## Heatmap: Classification accuracies
### Overview
The image is a heatmap visualizing classification accuracies across 14 categories (rows) and 4 methods (columns). Each cell contains a numerical value with a standard deviation (e.g., "70 ± 1"), and colors range from purple (low accuracy) to yellow (high accuracy). The legend on the right maps values to colors, with 0.0 (purple) to 1.0 (yellow).
### Components/Axes
- **X-axis (Methods)**: TTPD, LR, CCS, MM (left to right).
- **Y-axis (Categories)**: 14 rows labeled as:
- cities_conj, cities_disj
- sp_en_trans_conj, sp_en_trans_disj
- inventors_conj, inventors_disj
- animal_class_conj, animal_class_disj
- element_symb_conj, element_symb_disj
- facts_conj, facts_disj
- common_claim_true_false, counterfact_true_false
- **Legend**: Color scale from 0.0 (purple) to 1.0 (yellow), with intermediate shades (orange, red).
### Detailed Analysis
- **Methods**:
- **TTPD**: Highest accuracy in `cities_conj` (70 ± 1), `sp_en_trans_conj` (79 ± 0), and `animal_class_conj` (75 ± 1). Lowest in `cities_disj` (56 ± 3) and `element_symb_disj` (61 ± 3).
- **LR**: Highest in `animal_class_conj` (81 ± 5). Lowest in `cities_disj` (66 ± 7) and `element_symb_disj` (61 ± 9).
- **CCS**: Highest in `element_symb_conj` (76 ± 14). Lowest in `cities_disj` (54 ± 8) and `element_symb_disj` (53 ± 9).
- **MM**: Highest in `sp_en_trans_conj` (77 ± 1) and `animal_class_conj` (73 ± 0). Lowest in `cities_disj` (48 ± 2) and `element_symb_disj` (48 ± 3).
- **Standard Deviations**:
- TTPD and LR show lower variability (e.g., `sp_en_trans_conj` ± 0, `animal_class_conj` ± 1).

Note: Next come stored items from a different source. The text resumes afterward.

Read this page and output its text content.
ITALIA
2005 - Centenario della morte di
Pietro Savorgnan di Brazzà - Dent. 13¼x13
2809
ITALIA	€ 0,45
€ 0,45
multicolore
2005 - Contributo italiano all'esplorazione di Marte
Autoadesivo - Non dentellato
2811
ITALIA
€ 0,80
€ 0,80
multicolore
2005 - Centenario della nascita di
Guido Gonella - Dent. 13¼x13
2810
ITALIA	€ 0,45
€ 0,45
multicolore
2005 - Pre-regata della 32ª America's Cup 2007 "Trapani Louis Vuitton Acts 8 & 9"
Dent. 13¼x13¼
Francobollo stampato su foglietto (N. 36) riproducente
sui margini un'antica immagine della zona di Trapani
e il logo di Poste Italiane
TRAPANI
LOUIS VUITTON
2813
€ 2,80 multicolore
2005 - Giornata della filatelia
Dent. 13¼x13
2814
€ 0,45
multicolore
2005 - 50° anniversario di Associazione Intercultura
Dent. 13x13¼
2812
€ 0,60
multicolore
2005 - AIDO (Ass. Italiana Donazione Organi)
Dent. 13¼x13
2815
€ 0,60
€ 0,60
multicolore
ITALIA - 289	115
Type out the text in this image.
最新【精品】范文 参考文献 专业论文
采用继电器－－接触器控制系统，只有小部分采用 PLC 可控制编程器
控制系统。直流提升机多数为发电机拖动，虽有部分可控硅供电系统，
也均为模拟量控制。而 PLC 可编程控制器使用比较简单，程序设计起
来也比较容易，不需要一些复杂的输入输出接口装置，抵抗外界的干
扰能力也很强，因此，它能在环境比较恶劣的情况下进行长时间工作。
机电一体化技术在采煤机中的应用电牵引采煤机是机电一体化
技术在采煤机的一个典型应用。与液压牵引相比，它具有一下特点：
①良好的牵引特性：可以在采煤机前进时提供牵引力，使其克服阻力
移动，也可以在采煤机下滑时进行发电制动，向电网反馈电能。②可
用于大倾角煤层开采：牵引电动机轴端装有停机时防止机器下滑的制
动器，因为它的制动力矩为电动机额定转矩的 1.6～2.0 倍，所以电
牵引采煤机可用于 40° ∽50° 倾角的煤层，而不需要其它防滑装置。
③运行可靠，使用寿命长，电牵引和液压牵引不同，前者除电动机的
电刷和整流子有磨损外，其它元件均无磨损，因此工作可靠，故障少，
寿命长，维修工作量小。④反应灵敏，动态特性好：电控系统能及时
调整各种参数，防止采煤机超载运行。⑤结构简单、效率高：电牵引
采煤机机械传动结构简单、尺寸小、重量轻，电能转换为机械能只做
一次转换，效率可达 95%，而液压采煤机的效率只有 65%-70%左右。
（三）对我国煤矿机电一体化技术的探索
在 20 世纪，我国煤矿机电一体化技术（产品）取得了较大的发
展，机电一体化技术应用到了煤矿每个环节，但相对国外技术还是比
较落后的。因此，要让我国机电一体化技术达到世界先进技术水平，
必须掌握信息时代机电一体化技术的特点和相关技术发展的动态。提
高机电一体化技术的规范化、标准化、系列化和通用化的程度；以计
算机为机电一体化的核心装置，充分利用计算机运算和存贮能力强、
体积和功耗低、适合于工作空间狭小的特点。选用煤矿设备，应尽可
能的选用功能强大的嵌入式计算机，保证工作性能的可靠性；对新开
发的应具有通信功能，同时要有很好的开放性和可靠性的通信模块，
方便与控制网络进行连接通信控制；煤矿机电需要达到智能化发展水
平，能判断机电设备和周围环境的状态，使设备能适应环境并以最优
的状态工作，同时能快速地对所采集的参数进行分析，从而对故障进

- CCS and MM exhibit higher variability (e.g., `element_symb_conj` ± 14, `cities_conj` ± 8).
### Key Observations
1. **TTPD and LR** generally outperform CCS and MM in most categories, particularly in `cities_conj`, `sp_en_trans_conj`, and `animal_class_conj`.
2. **MM** underperforms in `cities_disj` (48 ± 2) and `element_symb_disj` (48 ± 3), with the lowest accuracy in the latter.
3. **CCS** shows mixed performance, with high accuracy in `element_symb_conj` (76 ± 14) but low in `cities_disj` (54 ± 8).
4. **Standard deviations** vary significantly: TTPD and LR have tighter confidence intervals, while CCS and MM show higher uncertainty (e.g., `element_symb_conj` ± 14).
### Interpretation
The heatmap reveals that **TTPD and LR** are the most consistent and accurate methods across most categories, particularly in conjunction-based tasks (`_conj`). **MM** struggles with disjunction-based tasks (`_disj`), especially in `cities_disj` and `element_symb_disj`, where accuracy drops below 50%. **CCS** performs well in conjunction tasks but falters in disjunction tasks. The standard deviations highlight that methods like TTPD and LR are more reliable, while CCS and MM exhibit higher variability, suggesting potential instability in their predictions. The color gradient confirms that higher values (yellow) align with better performance, while lower values (purple) indicate weaker accuracy.